Last month, dozens of residents weighed in on the proposal during a meeting of the council’s Public Health and Safety Committee.

“We’ve been throwing good money after bad toward the MPD for far too long,” said James Weaver, one of dozens to speak during the hearing. “And amending the charter to situate the police under the council’s control in the department of public safety will help to rein in the MPD’s far too common use of violence in our community.”

However, some advocates for police accountability opposed the measure.

Michelle Gross, with Communities United Against Police Brutality, said the group worries about a lack of transparency when the enforcement division is “three layers down under a department that reports to a City Council committee, that then reports to the City Council as a whole.
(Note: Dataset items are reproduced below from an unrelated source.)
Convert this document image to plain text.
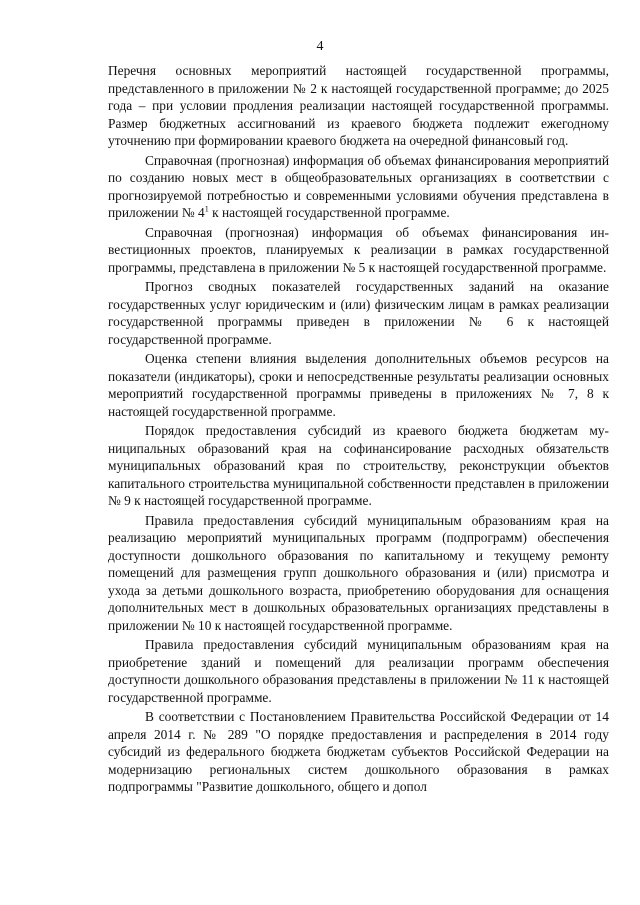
4

Перечня основных мероприятий настоящей государственной программы, представленного в приложении № 2 к настоящей государственной программе; до 2025 года – при условии продления реализации настоящей государственной программы. Размер бюджетных ассигнований из краевого бюджета подлежит ежегодному уточнению при формировании краевого бюджета на очередной финансовый год.

Справочная (прогнозная) информация об объемах финансирования мероприятий по созданию новых мест в общеобразовательных организациях в соответствии с прогнозируемой потребностью и современными условиями обучения представлена в приложении № $4^1$ к настоящей государственной программе.

Справочная (прогнозная) информация об объемах финансирования инвестиционных проектов, планируемых к реализации в рамках государственной программы, представлена в приложении № 5 к настоящей государственной программе.

Прогноз сводных показателей государственных заданий на оказание государственных услуг юридическим и (или) физическим лицам в рамках реализации государственной программы приведен в приложении № 6 к настоящей государственной программе.

Оценка степени влияния выделения дополнительных объемов ресурсов на показатели (индикаторы), сроки и непосредственные результаты реализации основных мероприятий государственной программы приведены в приложениях № 7, 8 к настоящей государственной программе.

Порядок предоставления субсидий из краевого бюджета бюджетам муниципальных образований края на софинансирование расходных обязательств муниципальных образований края по строительству, реконструкции объектов капитального строительства муниципальной собственности представлен в приложении № 9 к настоящей государственной программе.

Правила предоставления субсидий муниципальным образованиям края на реализацию мероприятий муниципальных программ (подпрограмм) обеспечения доступности дошкольного образования по капитальному и текущему ремонту помещений для размещения групп дошкольного образования и (или) присмотра и ухода за детьми дошкольного возраста, приобретению оборудования для оснащения дополнительных мест в дошкольных образовательных организациях представлены в приложении № 10 к настоящей государственной программе.

Правила предоставления субсидий муниципальным образованиям края на приобретение зданий и помещений для реализации программ обеспечения доступности дошкольного образования представлены в приложении № 11 к настоящей государственной программе.

В соответствии с Постановлением Правительства Российской Федерации от 14 апреля 2014 г. № 289 "О порядке предоставления и распределения в 2014 году субсидий из федерального бюджета бюджетам субъектов Российской Федерации на модернизацию региональных систем дошкольного образования в рамках подпрограммы "Развитие дошкольного, общего и допол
In other words, the department will be less accountable to the community and less visible.”

During Thursday’s meeting, council member Linea Palmisano echoed those concerns.

"The way that I read this charter proposal, it adds two layers of overlapping authority onto our existing structure,” said Palmisano, who was the lone “no” vote on the committee.  “Under this new proposal, the chief becomes significantly less accountable."

As it is, the plan has a long legislative path before it.

The full council is scheduled to take a vote on March 12, which could send the proposal forward to the city's charter commission. The commission has up to 150 days to consider the language.

Last summer, the council proposed a similar measure to change the Minneapolis Police Department. Members of the commission complained council members rushed the process and decided to take more time to consider it.  That stalled the council’s effort to get the language in front of voters last November.

Editor’s note (March 5, 2021): This story has been updated to clarify the concerns to which Fletcher responded.